Schubert ist für die Staatsoper zu intim

Ein Hindernislauf: Simon Keenlyside und Thomas Adès mit der „Winterreise“ im Haus am Ring.

Schon das erste Lied der „Winterreise“ („Gute Nacht“) kann einem dienstälteren Bariton zur Herausforderung werden. Opernstar und Publikumsliebling Sir Simon Keenlyside kämpfte dementsprechend bei seiner Interpretation in der Staatsoper am Dienstag mit der Kopfstimme, versuchte immer wieder, ihr Durchschlagskraft und Farben zu geben. Solche Bemühungen zogen sich durch diese ganze „Winterreise“. Klaglos funktioniert seine Stimme noch im Kernbereich, Mühe bereiten mehr die Übergänge – egal, ob man sie nun voix mixte oder Passaggio nennt. Dazu kamen Intonationstrübungen. Das verwundert doch bei einem Klassesänger wie Keenlyside, der sich seit Jahrzehnten mit der „Winterreise“ beschäftigt und sie auch schon des Öfteren in Wien abgeliefert hat. Nomen est omen: Im „Irrlicht“ meisterte er die enormen Distanzen der Tonhöhen nur erschreckend mühsam.

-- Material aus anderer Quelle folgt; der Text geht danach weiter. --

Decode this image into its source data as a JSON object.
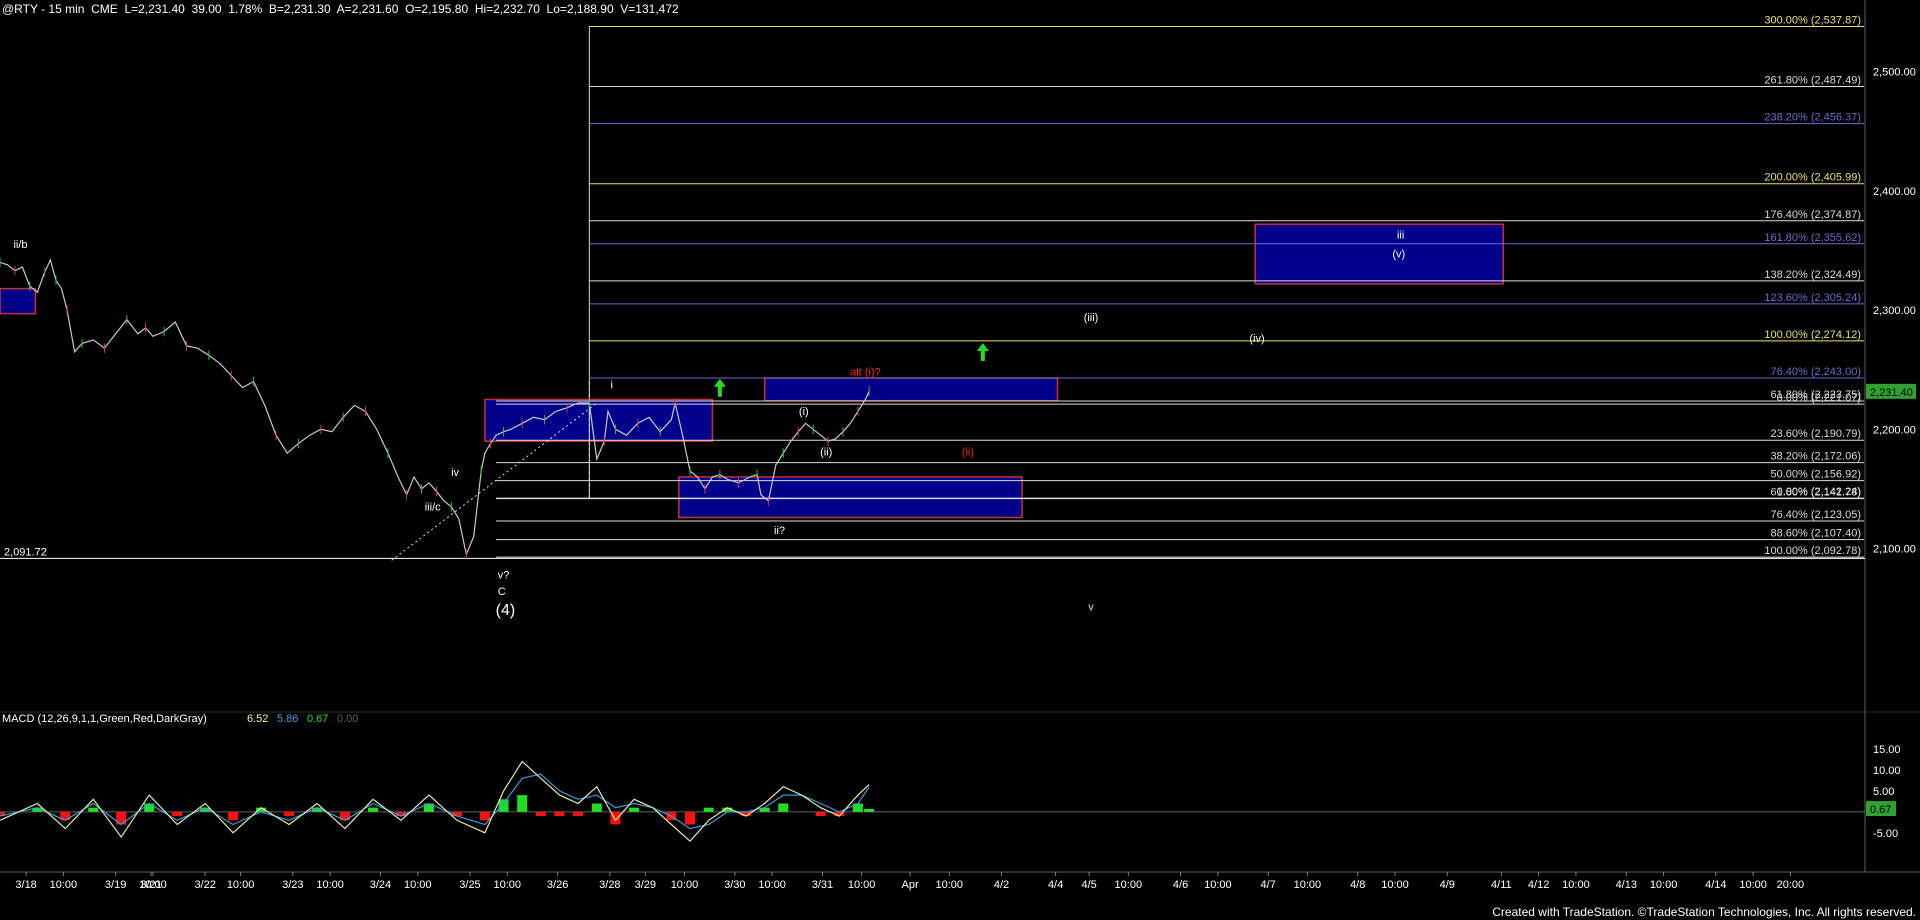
{
  "header": {
    "symbol": "@RTY - 15 min  CME",
    "last": "L=2,231.40",
    "change": "39.00",
    "change_pct": "1.78%",
    "bid": "B=2,231.30",
    "ask": "A=2,231.60",
    "open": "O=2,195.80",
    "high": "Hi=2,232.70",
    "low": "Lo=2,188.90",
    "volume": "V=131,472"
  },
  "footer_text": "Created with TradeStation. ©TradeStation Technologies, Inc. All rights reserved.",
  "colors": {
    "background": "#000000",
    "price_line": "#c8c8c8",
    "box_fill": "#00008b",
    "box_border": "#c83232",
    "fib_white": "#dcdcdc",
    "fib_blue": "#6a6ad0",
    "fib_yellow": "#e8e070",
    "green_arrow": "#22dd22",
    "macd_green": "#22dd22",
    "macd_red": "#ff1010",
    "macd_line": "#e8e8a0",
    "signal_line": "#30a0e0"
  },
  "chart_data": {
    "type": "line",
    "title": "",
    "xlabel": "",
    "ylabel": "",
    "ylim": [
      2040,
      2545
    ],
    "y_ticks": [
      "2,500.00",
      "2,400.00",
      "2,300.00",
      "2,200.00",
      "2,100.00"
    ],
    "y_tick_values": [
      2500,
      2400,
      2300,
      2200,
      2100
    ],
    "last_price_label": "2,231.40",
    "last_price": 2231.4,
    "x_tick_labels": [
      "3/18",
      "10:00",
      "3/19",
      "10:00",
      "3/21",
      "3/22",
      "10:00",
      "3/23",
      "10:00",
      "3/24",
      "10:00",
      "3/25",
      "10:00",
      "3/26",
      "3/28",
      "3/29",
      "10:00",
      "3/30",
      "10:00",
      "3/31",
      "10:00",
      "Apr",
      "10:00",
      "4/2",
      "4/4",
      "4/5",
      "10:00",
      "4/6",
      "10:00",
      "4/7",
      "10:00",
      "4/8",
      "10:00",
      "4/9",
      "4/11",
      "4/12",
      "10:00",
      "4/13",
      "10:00",
      "4/14",
      "10:00",
      "20:00"
    ],
    "x_tick_pos": [
      0.014,
      0.034,
      0.062,
      0.082,
      0.081,
      0.11,
      0.129,
      0.157,
      0.177,
      0.204,
      0.224,
      0.252,
      0.272,
      0.299,
      0.327,
      0.346,
      0.367,
      0.394,
      0.414,
      0.441,
      0.462,
      0.488,
      0.509,
      0.537,
      0.566,
      0.584,
      0.605,
      0.633,
      0.653,
      0.68,
      0.701,
      0.728,
      0.748,
      0.776,
      0.805,
      0.825,
      0.845,
      0.872,
      0.892,
      0.92,
      0.94,
      0.96
    ],
    "price_x": [
      0,
      0.004,
      0.008,
      0.012,
      0.016,
      0.02,
      0.024,
      0.027,
      0.03,
      0.033,
      0.036,
      0.04,
      0.044,
      0.05,
      0.056,
      0.062,
      0.068,
      0.074,
      0.078,
      0.082,
      0.088,
      0.094,
      0.1,
      0.106,
      0.112,
      0.118,
      0.124,
      0.13,
      0.136,
      0.142,
      0.148,
      0.154,
      0.16,
      0.166,
      0.172,
      0.178,
      0.184,
      0.19,
      0.196,
      0.202,
      0.208,
      0.214,
      0.218,
      0.222,
      0.226,
      0.23,
      0.234,
      0.238,
      0.242,
      0.246,
      0.25,
      0.254,
      0.258,
      0.26,
      0.263,
      0.266,
      0.27,
      0.274,
      0.28,
      0.286,
      0.292,
      0.298,
      0.304,
      0.31,
      0.316,
      0.32,
      0.324,
      0.326,
      0.33,
      0.336,
      0.342,
      0.348,
      0.354,
      0.36,
      0.362,
      0.366,
      0.37,
      0.374,
      0.378,
      0.382,
      0.386,
      0.39,
      0.396,
      0.402,
      0.406,
      0.408,
      0.412,
      0.416,
      0.42,
      0.424,
      0.428,
      0.432,
      0.436,
      0.44,
      0.444,
      0.448,
      0.452,
      0.456,
      0.46,
      0.464,
      0.466
    ],
    "price_y": [
      2340,
      2338,
      2333,
      2336,
      2320,
      2315,
      2332,
      2342,
      2325,
      2318,
      2300,
      2265,
      2272,
      2275,
      2268,
      2280,
      2292,
      2280,
      2285,
      2278,
      2282,
      2290,
      2270,
      2268,
      2262,
      2255,
      2245,
      2235,
      2240,
      2220,
      2195,
      2180,
      2188,
      2195,
      2200,
      2198,
      2210,
      2220,
      2215,
      2200,
      2180,
      2158,
      2145,
      2160,
      2150,
      2155,
      2148,
      2140,
      2135,
      2125,
      2095,
      2110,
      2165,
      2180,
      2188,
      2195,
      2198,
      2200,
      2205,
      2210,
      2208,
      2215,
      2218,
      2222,
      2222,
      2175,
      2190,
      2215,
      2200,
      2195,
      2205,
      2210,
      2198,
      2208,
      2222,
      2195,
      2165,
      2160,
      2150,
      2160,
      2162,
      2158,
      2155,
      2160,
      2162,
      2145,
      2140,
      2170,
      2180,
      2190,
      2198,
      2205,
      2200,
      2195,
      2190,
      2192,
      2198,
      2205,
      2215,
      2225,
      2232
    ],
    "fib_levels": [
      {
        "label": "300.00% (2,537.87)",
        "value": 2537.87,
        "color": "#e8e070"
      },
      {
        "label": "261.80% (2,487.49)",
        "value": 2487.49,
        "color": "#dcdcdc"
      },
      {
        "label": "238.20% (2,456.37)",
        "value": 2456.37,
        "color": "#6a6ad0"
      },
      {
        "label": "200.00% (2,405.99)",
        "value": 2405.99,
        "color": "#e8e070"
      },
      {
        "label": "176.40% (2,374.87)",
        "value": 2374.87,
        "color": "#dcdcdc"
      },
      {
        "label": "161.80% (2,355.62)",
        "value": 2355.62,
        "color": "#6a6ad0"
      },
      {
        "label": "138.20% (2,324.49)",
        "value": 2324.49,
        "color": "#dcdcdc"
      },
      {
        "label": "123.60% (2,305.24)",
        "value": 2305.24,
        "color": "#6a6ad0"
      },
      {
        "label": "100.00% (2,274.12)",
        "value": 2274.12,
        "color": "#e8e070"
      },
      {
        "label": "76.40% (2,243.00)",
        "value": 2243.0,
        "color": "#6a6ad0"
      },
      {
        "label": "61.80% (2,223.75)",
        "value": 2223.75,
        "color": "#dcdcdc"
      },
      {
        "label": "0.00% (2,221.07)",
        "value": 2221.07,
        "color": "#dcdcdc"
      },
      {
        "label": "23.60% (2,190.79)",
        "value": 2190.79,
        "color": "#dcdcdc"
      },
      {
        "label": "38.20% (2,172.06)",
        "value": 2172.06,
        "color": "#dcdcdc"
      },
      {
        "label": "50.00% (2,156.92)",
        "value": 2156.92,
        "color": "#dcdcdc"
      },
      {
        "label": "0.00% (2,142.24)",
        "value": 2142.24,
        "color": "#dcdcdc"
      },
      {
        "label": "61.80% (2,141.78)",
        "value": 2141.78,
        "color": "#dcdcdc"
      },
      {
        "label": "76.40% (2,123.05)",
        "value": 2123.05,
        "color": "#dcdcdc"
      },
      {
        "label": "88.60% (2,107.40)",
        "value": 2107.4,
        "color": "#dcdcdc"
      },
      {
        "label": "100.00% (2,092.78)",
        "value": 2092.78,
        "color": "#dcdcdc"
      }
    ],
    "support_line": {
      "label": "2,091.72",
      "value": 2091.72
    },
    "boxes": [
      {
        "x0": 0.0,
        "x1": 0.019,
        "y0": 2297,
        "y1": 2318
      },
      {
        "x0": 0.26,
        "x1": 0.382,
        "y0": 2190,
        "y1": 2225
      },
      {
        "x0": 0.364,
        "x1": 0.548,
        "y0": 2126,
        "y1": 2160
      },
      {
        "x0": 0.41,
        "x1": 0.567,
        "y0": 2224,
        "y1": 2243
      },
      {
        "x0": 0.673,
        "x1": 0.806,
        "y0": 2322,
        "y1": 2372
      }
    ],
    "wave_labels": [
      {
        "text": "ii/b",
        "x": 0.011,
        "y": 2352,
        "color": "#ffffff"
      },
      {
        "text": "iv",
        "x": 0.244,
        "y": 2161,
        "color": "#ffffff"
      },
      {
        "text": "iii/c",
        "x": 0.232,
        "y": 2132,
        "color": "#ffffff"
      },
      {
        "text": "v?",
        "x": 0.27,
        "y": 2075,
        "color": "#ffffff"
      },
      {
        "text": "C",
        "x": 0.269,
        "y": 2061,
        "color": "#ffffff"
      },
      {
        "text": "(4)",
        "x": 0.271,
        "y": 2044,
        "color": "#ffffff"
      },
      {
        "text": "i",
        "x": 0.328,
        "y": 2234,
        "color": "#ffffff"
      },
      {
        "text": "alt (i)?",
        "x": 0.464,
        "y": 2245,
        "color": "#ff2020"
      },
      {
        "text": "(i)",
        "x": 0.431,
        "y": 2212,
        "color": "#ffffff"
      },
      {
        "text": "(ii)",
        "x": 0.443,
        "y": 2178,
        "color": "#ffffff"
      },
      {
        "text": "(ii)",
        "x": 0.519,
        "y": 2178,
        "color": "#ff2020"
      },
      {
        "text": "ii?",
        "x": 0.418,
        "y": 2112,
        "color": "#ffffff"
      },
      {
        "text": "(iii)",
        "x": 0.585,
        "y": 2291,
        "color": "#ffffff"
      },
      {
        "text": "(iv)",
        "x": 0.674,
        "y": 2273,
        "color": "#ffffff"
      },
      {
        "text": "iii",
        "x": 0.751,
        "y": 2360,
        "color": "#ffffff"
      },
      {
        "text": "(v)",
        "x": 0.75,
        "y": 2344,
        "color": "#ffffff"
      },
      {
        "text": "v",
        "x": 0.585,
        "y": 2048,
        "color": "#e8e070"
      }
    ],
    "arrows": [
      {
        "x": 0.386,
        "y": 2234
      },
      {
        "x": 0.527,
        "y": 2264
      }
    ],
    "macd": {
      "legend": "MACD (12,26,9,1,1,Green,Red,DarkGray)",
      "values_text": [
        "6.52",
        "5.86",
        "0.67",
        "0.00"
      ],
      "ylim": [
        -11,
        20
      ],
      "y_ticks": [
        "15.00",
        "10.00",
        "5.00",
        "-5.00"
      ],
      "y_tick_values": [
        15,
        10,
        5,
        -5
      ],
      "last_label": "0.67",
      "last_value": 0.67,
      "x": [
        0,
        0.02,
        0.035,
        0.05,
        0.065,
        0.08,
        0.095,
        0.11,
        0.125,
        0.14,
        0.155,
        0.17,
        0.185,
        0.2,
        0.215,
        0.23,
        0.245,
        0.26,
        0.27,
        0.28,
        0.29,
        0.3,
        0.31,
        0.32,
        0.33,
        0.34,
        0.35,
        0.36,
        0.37,
        0.38,
        0.39,
        0.4,
        0.41,
        0.42,
        0.43,
        0.44,
        0.45,
        0.46,
        0.466
      ],
      "macd_line": [
        -2,
        2,
        -4,
        3,
        -6,
        4,
        -3,
        2,
        -5,
        1,
        -3,
        2,
        -4,
        3,
        -2,
        4,
        -2,
        -5,
        5,
        12,
        8,
        4,
        2,
        6,
        -2,
        3,
        1,
        -3,
        -7,
        -2,
        1,
        -1,
        2,
        6,
        4,
        1,
        -1,
        4,
        6.5
      ],
      "signal_line": [
        -1,
        1,
        -2,
        2,
        -3,
        2,
        -2,
        1,
        -3,
        0,
        -2,
        1,
        -2,
        2,
        -1,
        2,
        -1,
        -3,
        2,
        8,
        9,
        5,
        3,
        4,
        1,
        2,
        1,
        -1,
        -4,
        -3,
        0,
        0,
        1,
        4,
        4,
        2,
        0,
        2,
        5.9
      ],
      "histogram": [
        -1,
        1,
        -2,
        1,
        -3,
        2,
        -1,
        1,
        -2,
        1,
        -1,
        1,
        -2,
        1,
        -1,
        2,
        -1,
        -2,
        3,
        4,
        -1,
        -1,
        -1,
        2,
        -3,
        1,
        0,
        -2,
        -3,
        1,
        1,
        -1,
        1,
        2,
        0,
        -1,
        -1,
        2,
        0.7
      ]
    }
  }
}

Zum Ausgleich durfte just im 13. Lied („Die Post“) wieder Hoffnung aufkommen, Sir Simon würde den Zyklus von 24 Liedern unfallfrei überstehen. In kommoden Lagen floss die Bruststimme markant. Bis zum finalen, bloß nur mehr im Säuseln angedeuteten „Leiermann“ war es aber doch eher ein Hindernislauf.